If the economy is slowing down, no one told the labor market.
Employers added 275,000 jobs in February, the Labor Department said on Friday, in another month that beat expectations.
It was the third straight month of gains above 200,000 and the 38th straight month of growth — fresh evidence that after recovering from pandemic shutdowns, America’s jobs engine still has plenty of steam.
“We expected a slowdown in the labor market, a further easing of conditions, but we’re just not seeing it,” said Rubeela Farooqi, chief economist at High Frequency Economics.
The previous two months, December and January, were revised down by a total of 167,000 jobs, reflecting the highest degree of statistical volatility in the winter months. This does not disturb the picture of constant strong increases, which now looks slightly smoother.
At the same time, the unemployment rate, based on a survey of households, rose to a two-year high of 3.9 percent, from 3.7 percent in January.

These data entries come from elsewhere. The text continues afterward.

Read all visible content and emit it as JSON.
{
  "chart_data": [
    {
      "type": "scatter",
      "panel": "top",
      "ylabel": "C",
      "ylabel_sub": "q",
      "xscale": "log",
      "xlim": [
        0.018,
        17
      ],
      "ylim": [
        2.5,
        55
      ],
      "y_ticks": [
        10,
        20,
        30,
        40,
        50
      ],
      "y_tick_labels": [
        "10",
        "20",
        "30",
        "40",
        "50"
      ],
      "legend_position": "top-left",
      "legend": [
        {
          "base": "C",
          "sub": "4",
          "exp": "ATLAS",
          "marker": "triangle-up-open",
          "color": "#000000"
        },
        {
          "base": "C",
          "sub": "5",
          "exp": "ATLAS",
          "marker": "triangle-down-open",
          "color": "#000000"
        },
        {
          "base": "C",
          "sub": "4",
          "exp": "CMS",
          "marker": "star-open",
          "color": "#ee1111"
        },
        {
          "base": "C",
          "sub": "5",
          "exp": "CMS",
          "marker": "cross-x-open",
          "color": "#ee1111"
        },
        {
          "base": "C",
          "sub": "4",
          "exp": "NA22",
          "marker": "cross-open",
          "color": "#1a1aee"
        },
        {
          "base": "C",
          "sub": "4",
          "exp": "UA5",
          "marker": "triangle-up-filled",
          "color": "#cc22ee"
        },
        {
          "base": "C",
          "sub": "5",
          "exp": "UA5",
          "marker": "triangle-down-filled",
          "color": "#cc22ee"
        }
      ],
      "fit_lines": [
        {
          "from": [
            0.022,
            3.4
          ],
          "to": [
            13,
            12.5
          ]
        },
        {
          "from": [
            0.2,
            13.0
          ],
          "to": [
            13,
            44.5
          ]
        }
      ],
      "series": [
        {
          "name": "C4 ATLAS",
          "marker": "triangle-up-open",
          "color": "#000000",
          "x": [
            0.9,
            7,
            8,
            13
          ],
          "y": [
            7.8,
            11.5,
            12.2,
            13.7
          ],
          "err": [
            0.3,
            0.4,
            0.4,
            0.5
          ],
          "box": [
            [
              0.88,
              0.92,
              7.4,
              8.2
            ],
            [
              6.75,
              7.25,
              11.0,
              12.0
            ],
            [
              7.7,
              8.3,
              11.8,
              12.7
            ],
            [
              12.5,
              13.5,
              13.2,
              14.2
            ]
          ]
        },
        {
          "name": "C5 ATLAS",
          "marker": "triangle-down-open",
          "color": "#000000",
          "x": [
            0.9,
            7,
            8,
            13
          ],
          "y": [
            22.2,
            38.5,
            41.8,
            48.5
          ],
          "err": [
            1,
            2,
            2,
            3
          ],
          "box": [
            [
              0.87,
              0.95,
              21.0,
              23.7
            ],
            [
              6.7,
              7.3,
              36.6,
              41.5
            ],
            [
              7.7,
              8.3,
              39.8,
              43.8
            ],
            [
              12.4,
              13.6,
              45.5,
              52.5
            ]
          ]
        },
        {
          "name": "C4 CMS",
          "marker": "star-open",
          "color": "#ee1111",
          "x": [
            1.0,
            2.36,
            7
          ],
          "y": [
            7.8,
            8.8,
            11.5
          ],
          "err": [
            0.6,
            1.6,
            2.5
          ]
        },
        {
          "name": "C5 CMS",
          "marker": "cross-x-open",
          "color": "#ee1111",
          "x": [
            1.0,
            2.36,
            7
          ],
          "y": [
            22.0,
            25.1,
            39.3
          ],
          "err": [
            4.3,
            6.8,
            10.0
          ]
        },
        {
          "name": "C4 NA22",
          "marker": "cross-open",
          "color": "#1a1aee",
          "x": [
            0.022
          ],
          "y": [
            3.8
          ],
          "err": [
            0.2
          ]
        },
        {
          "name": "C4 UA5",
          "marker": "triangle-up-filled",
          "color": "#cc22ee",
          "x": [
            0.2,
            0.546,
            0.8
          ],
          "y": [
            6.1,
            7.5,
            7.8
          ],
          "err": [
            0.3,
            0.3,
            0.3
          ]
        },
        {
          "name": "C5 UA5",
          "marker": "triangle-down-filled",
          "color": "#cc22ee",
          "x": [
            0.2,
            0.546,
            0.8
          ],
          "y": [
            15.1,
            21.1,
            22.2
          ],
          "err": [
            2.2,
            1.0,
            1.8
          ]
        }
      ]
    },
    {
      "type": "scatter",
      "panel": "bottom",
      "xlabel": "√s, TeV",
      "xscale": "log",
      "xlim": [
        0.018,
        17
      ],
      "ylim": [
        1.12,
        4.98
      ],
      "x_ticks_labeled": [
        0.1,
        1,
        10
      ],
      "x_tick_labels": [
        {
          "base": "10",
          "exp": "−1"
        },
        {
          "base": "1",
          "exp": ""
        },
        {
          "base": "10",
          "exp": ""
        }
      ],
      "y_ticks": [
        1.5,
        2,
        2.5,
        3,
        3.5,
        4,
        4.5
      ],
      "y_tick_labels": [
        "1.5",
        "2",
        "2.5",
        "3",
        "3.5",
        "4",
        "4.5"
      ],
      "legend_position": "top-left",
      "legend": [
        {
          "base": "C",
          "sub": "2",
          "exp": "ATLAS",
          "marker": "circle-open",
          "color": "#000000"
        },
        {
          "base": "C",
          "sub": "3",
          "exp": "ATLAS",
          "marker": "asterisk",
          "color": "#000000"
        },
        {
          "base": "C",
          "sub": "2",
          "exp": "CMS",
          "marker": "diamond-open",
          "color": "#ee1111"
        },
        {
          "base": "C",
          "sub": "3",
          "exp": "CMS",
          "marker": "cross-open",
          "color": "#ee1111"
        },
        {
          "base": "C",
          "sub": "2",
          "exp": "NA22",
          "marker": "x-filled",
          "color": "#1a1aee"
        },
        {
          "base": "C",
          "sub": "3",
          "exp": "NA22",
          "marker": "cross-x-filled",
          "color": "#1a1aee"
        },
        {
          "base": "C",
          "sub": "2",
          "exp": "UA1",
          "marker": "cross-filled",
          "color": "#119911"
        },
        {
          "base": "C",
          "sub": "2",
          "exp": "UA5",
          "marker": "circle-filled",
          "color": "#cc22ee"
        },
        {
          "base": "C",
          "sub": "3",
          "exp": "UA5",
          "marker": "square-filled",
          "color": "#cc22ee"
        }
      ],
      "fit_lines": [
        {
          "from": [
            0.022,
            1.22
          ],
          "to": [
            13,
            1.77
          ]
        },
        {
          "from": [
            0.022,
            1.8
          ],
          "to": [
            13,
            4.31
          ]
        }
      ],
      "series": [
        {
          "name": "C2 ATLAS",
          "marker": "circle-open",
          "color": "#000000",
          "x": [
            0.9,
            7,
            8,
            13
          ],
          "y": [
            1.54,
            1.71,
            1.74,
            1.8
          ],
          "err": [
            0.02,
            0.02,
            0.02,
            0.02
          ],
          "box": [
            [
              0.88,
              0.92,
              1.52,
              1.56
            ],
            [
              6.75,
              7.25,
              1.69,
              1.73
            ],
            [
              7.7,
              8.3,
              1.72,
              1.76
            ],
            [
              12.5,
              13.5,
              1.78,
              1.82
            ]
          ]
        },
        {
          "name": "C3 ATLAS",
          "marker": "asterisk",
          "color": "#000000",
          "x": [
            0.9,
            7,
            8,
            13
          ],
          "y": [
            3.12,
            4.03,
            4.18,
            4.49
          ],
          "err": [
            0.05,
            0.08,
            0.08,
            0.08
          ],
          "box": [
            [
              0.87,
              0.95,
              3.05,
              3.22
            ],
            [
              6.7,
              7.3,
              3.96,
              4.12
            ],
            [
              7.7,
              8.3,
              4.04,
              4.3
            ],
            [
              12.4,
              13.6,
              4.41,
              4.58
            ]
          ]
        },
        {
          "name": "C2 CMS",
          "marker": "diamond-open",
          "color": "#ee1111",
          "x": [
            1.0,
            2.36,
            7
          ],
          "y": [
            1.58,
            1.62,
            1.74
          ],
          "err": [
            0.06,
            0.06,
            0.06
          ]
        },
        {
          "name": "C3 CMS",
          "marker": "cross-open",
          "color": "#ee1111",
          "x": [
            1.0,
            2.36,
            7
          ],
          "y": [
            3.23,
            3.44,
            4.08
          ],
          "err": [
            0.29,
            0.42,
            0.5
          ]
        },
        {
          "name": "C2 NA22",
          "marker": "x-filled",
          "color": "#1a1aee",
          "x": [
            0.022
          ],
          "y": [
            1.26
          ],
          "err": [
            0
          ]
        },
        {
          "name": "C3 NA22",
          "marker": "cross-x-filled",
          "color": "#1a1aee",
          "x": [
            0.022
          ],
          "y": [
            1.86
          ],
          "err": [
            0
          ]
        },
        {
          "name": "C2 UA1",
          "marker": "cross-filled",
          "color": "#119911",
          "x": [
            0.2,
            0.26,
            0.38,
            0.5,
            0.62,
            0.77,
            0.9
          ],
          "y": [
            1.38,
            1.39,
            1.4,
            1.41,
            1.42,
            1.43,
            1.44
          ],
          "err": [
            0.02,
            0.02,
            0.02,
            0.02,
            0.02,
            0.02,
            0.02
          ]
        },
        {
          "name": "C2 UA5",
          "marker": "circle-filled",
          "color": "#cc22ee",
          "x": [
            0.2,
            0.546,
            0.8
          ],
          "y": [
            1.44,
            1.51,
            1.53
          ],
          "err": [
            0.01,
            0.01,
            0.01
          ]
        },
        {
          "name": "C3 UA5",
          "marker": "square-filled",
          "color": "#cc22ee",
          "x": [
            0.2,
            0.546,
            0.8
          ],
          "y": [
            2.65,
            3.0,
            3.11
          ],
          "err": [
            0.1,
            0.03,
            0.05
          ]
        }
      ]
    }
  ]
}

A more expansive measure of slack labor market conditions, which includes people who work part-time and prefer to work full-time, rose steadily and now stands at 7.3 percent.
The unemployment rate was driven by people losing or leaving their jobs, as well as people entering the labor force to look for work. The labor force participation rate for people in their prime working years — ages 25 to 54 — jumped to 83.5 percent, matching a level from last year that was the highest since the early 2000s.
Average hourly earnings rose 4.3 percent over the year, though the pace of increases has moderated.
“Recently we’ve seen gains in real wages and that’s encouraged people to get back into the labor market, and that’s a good development for workers,” said Kory Kantenga, senior economist at job search site LinkedIn. As wage growth slows, he said, the likelihood that more people will start looking for work decreases.
Until last fall, economists were predicting much more modest job gains, with hiring concentrated in a few industries. But while some industries swelled by the pandemic have lost jobs, expected declines in sectors such as construction have not materialized. Rising wages, attractive benefits and more flexible work hours have drawn millions of workers to the sidelines.
Increased levels of immigration have also added to the labor supply. The inflow has roughly doubled the number of jobs the economy could add per month in 2024 without putting upward pressure on inflation, to between 160,000 and 200,000, according to an analysis by the Brookings Institution.
Health care and government again led payroll gains in February, while construction continued its steady increase. Retail trade and transportation and warehousing, which had been flat to negative in recent months, rose.
No major industry lost a significant number of jobs. Credit intermediation continued its downward slide — the sector, which mainly includes commercial banking, has lost about 123,000 jobs since the start of 2021.
That’s not to say the employment landscape looks rosy for everyone. Employee confidence, as measured by company review site Glassdoor, has been steadily declining as layoffs at tech and media companies have hit the headlines. This is especially true in occupations such as human resources and consulting, while those in occupations that require personal work – such as health care, construction and manufacturing – are more optimistic.
“It’s a two-way job market,” said Aaron Terrazas, Glassdoor’s chief economist, noting that the job search takes longer for people with a bachelor’s degree. “For skilled workers in risk-intensive industries, anyone who’s been laid off has a hard time finding new jobs, while if you’re a front-line or service worker, it’s still competitive.”
The past few months have been packed with strong economic data, prompting analysts surveyed by the National Association for Business Economics to raise their forecasts for gross domestic product and lower their expectations for the unemployment trajectory. It came even as inflation has eased, prompting the Federal Reserve to telegraph its plans to cut interest rates sometime this year, further boosting growth expectations.
Mervin Jebaraj, director of the Center for Business and Economic Research at the University of Arkansas, helped record the survey responses. He said the mood was partly driven by waning concern about federal government shutdowns and draconian budget cuts, after several calls since the fall. And he sees no obvious reason for the recovery to end anytime soon.
“Once it starts going, it keeps going,” Mr Jebaraj said. “You had that external incentive with all the trillions of dollars of government spending, now it’s kind of self-sustaining, even though the money’s gone.”